Daniel Daniel - 22 days ago 12
R Question

Statistics of 150 variables in data frame

I have tow data frames, one with 181 obs., and 521 variables, and the other data frame with two variables and 150 obs. The first data frame is the completely data, and the second is the continuos variables names from the first data frame. I want to calculate the mean, variance, median and other statistics for the continuos variables. For example:

df1:
ha_be me_cu par_pri fer_ex
1 1000 300 5
0 500 150 7
0 300 400 5
0 900 80 6
1 2100 50 3
1 3400 60 2
0 390 800 1
1 400 750 4

df_cont:
Cod variable.names
3.2 me_cu
3.3 par_pri


How can I extract all the continuos variables from
df1
using the names in
df_cont
and calculate all the basics statistics?
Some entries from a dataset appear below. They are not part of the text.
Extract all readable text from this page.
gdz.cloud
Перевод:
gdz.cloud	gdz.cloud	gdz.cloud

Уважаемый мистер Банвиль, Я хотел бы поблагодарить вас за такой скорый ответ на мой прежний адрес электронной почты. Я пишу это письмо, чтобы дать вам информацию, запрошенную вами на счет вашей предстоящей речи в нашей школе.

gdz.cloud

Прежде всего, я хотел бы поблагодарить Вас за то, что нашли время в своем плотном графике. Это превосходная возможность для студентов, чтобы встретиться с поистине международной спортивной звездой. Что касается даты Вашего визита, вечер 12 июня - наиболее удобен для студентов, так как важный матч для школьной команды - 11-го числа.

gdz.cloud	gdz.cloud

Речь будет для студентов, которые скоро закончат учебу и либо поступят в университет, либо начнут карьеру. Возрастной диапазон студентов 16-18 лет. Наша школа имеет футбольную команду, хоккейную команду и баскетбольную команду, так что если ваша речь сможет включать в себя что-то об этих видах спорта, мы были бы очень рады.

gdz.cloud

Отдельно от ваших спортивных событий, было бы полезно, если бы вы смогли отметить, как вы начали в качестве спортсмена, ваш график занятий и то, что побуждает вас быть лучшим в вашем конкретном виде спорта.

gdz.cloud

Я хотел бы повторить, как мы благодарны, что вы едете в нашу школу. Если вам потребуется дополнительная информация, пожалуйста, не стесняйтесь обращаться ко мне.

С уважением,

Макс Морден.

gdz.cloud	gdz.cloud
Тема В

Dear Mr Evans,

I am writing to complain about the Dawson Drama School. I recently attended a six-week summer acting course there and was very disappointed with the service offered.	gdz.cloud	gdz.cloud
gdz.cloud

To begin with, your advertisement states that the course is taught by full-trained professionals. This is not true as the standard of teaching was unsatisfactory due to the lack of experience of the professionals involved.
I was trying with a
for
loop but doesn't work correctly.

Answer

We can use select to keep the columns in 'df1' and then with summarise_each get the basic statistics

library(dplyr)
df1 %>% 
     select_(.dots = df_cont$variable.names) %>% 
     summarise_each(funs(mean, sum)) #specify the functions

If 'variable.names' is factor, convert it to character (select_(.dots = as.character(df_cont$variable.names)))

In addition to passing functions individually in summarise_each, we can also call the summary to get the min, max, median, mean etc.

df1 %>% 
     select_(.dots = df_cont$variable.names) %>% 
     summary